As the Major government entered its final crisis period and the prospect of a Labour government came ever closer the union’s negotiators reported a sense that, even among senior civil servants, there was a sense that change was possible.

Part of this was reaction to damaging encounters with private-sector consultants and private contractors.

The notion that private sector mechanisms can be mechanically imposed on public administration and public services produced bizarre incidences and maladroit measures that left civil servants, at all levels, dealing with the fallout.

Bungled social security policies and failing IT schemes became the stuff of departmental legend.

At the same time, and across the trade union movement, came accounts of a remarkable resistance from New Labour’s shadow ministers to any concrete programme of changes.

Trade unions, in alliance with a host of campaigning groups, most especially on childcare, employment and social security, reported a stubborn resistance to any concrete commitments by the very people who under the coming Labour government were to occupy ministerial positions.

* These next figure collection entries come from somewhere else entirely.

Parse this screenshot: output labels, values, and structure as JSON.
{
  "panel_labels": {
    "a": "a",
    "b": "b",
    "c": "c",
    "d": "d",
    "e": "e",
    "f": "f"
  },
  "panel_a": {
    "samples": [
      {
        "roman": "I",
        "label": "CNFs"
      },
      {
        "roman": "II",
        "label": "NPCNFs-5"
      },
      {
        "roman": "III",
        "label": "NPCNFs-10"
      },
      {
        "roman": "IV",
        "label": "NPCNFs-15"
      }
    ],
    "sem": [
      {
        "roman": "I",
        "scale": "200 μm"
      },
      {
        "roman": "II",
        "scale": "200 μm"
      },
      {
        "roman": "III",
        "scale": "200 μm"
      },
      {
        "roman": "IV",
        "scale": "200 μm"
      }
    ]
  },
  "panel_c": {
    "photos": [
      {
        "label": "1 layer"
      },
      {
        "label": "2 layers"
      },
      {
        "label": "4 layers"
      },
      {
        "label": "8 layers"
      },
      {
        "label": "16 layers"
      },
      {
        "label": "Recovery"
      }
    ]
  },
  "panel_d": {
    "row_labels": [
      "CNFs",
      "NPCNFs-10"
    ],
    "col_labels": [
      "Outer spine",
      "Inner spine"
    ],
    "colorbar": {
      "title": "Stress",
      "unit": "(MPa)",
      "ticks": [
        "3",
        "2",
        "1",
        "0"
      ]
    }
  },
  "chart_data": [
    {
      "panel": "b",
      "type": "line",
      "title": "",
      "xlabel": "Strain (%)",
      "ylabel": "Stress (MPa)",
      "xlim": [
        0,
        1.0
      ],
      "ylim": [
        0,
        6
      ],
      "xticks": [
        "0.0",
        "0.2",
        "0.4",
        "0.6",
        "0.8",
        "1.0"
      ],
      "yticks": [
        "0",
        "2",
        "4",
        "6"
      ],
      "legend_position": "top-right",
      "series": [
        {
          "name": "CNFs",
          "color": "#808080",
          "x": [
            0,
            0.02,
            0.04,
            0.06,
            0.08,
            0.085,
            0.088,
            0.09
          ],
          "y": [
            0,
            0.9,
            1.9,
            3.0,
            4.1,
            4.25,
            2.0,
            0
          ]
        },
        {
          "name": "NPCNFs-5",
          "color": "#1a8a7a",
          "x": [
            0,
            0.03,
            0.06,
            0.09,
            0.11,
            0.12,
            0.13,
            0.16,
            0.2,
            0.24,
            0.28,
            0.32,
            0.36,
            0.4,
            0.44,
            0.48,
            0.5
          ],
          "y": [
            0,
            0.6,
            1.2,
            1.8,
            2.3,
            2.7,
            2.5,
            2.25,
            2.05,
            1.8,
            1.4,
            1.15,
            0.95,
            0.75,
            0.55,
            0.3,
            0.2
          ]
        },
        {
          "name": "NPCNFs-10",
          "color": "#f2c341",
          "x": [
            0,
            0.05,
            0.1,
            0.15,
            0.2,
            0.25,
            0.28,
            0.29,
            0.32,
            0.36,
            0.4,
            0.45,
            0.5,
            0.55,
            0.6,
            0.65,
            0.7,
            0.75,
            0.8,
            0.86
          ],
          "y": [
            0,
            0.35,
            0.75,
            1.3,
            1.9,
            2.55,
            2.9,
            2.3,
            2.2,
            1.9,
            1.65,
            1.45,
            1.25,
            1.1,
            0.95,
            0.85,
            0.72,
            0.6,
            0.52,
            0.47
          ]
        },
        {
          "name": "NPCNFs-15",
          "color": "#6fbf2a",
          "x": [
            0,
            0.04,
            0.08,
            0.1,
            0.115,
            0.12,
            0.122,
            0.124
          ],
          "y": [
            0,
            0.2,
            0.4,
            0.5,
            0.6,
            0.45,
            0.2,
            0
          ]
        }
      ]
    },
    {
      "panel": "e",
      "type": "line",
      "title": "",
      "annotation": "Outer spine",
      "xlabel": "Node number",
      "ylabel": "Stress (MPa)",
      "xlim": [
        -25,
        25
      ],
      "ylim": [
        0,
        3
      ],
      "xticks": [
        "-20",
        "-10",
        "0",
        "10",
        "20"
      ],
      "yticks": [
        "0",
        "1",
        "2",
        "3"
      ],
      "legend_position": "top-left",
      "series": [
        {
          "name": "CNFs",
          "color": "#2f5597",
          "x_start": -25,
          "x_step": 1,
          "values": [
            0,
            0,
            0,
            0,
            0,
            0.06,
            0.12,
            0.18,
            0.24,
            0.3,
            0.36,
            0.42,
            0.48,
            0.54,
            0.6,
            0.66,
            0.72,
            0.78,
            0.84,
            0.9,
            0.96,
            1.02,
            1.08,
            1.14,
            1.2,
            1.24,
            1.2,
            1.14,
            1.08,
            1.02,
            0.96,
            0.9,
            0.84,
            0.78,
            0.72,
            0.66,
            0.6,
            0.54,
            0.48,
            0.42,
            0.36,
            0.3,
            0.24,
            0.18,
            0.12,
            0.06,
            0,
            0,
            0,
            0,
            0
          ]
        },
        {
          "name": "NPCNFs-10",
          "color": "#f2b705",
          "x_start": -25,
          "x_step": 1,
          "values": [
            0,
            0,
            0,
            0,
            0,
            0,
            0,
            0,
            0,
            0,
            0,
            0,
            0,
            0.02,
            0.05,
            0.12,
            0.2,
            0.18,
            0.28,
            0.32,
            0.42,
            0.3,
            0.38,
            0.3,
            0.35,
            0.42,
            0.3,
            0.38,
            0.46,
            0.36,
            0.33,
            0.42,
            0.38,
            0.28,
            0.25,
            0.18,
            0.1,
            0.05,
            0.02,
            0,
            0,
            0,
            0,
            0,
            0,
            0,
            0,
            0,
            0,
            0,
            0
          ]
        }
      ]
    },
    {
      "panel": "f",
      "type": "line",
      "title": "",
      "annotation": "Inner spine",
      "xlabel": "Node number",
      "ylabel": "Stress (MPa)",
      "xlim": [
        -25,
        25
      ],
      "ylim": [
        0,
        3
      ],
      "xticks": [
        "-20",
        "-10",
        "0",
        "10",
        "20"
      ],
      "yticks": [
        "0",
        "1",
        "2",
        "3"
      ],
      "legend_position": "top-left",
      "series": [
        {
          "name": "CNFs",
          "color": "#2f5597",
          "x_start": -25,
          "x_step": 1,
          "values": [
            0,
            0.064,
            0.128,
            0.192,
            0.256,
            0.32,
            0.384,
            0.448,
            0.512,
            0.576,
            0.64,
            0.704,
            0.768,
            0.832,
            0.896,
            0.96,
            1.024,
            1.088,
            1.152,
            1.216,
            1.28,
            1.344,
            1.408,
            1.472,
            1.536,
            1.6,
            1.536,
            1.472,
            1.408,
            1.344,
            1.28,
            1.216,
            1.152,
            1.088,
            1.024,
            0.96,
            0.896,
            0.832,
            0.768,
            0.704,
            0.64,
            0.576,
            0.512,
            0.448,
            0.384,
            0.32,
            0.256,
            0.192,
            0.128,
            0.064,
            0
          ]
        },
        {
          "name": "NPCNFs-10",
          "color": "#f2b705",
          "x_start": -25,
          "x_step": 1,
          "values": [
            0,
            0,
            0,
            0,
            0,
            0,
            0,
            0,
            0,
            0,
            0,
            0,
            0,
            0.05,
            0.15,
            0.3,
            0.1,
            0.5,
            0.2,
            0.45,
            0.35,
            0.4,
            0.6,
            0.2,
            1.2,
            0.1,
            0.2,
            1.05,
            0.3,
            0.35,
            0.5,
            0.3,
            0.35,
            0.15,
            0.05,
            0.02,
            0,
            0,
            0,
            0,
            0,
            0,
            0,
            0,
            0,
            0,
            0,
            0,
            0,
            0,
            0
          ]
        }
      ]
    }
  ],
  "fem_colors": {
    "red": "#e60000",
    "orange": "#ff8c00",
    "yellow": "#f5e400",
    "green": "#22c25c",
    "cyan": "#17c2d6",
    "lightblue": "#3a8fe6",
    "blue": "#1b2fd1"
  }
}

The root of this alienating obduracy on the part of shadow ministers was Gordon Brown’s commitment to the City of London that not only would Tory spending constraints be maintained but that the Bank of England would be “freed” from government control and put in the hands of finance sector “experts.”

When we are reminded that Blair’s head of policy was David Miliband and his Downing Street chief of staff was Johnathan Powell (brother of Charles Powell who was foreign policy adviser to Margaret Thatcher) we can see how that policy continuity was enforced.

Dominic Cummings is the direct beneficiary of the power to direct civil servants that Blair granted Jonathan Powell.

In these facts we see the Civil Service for what it is, just one instrument of a state machine that itself is the executive committee of the ruling class.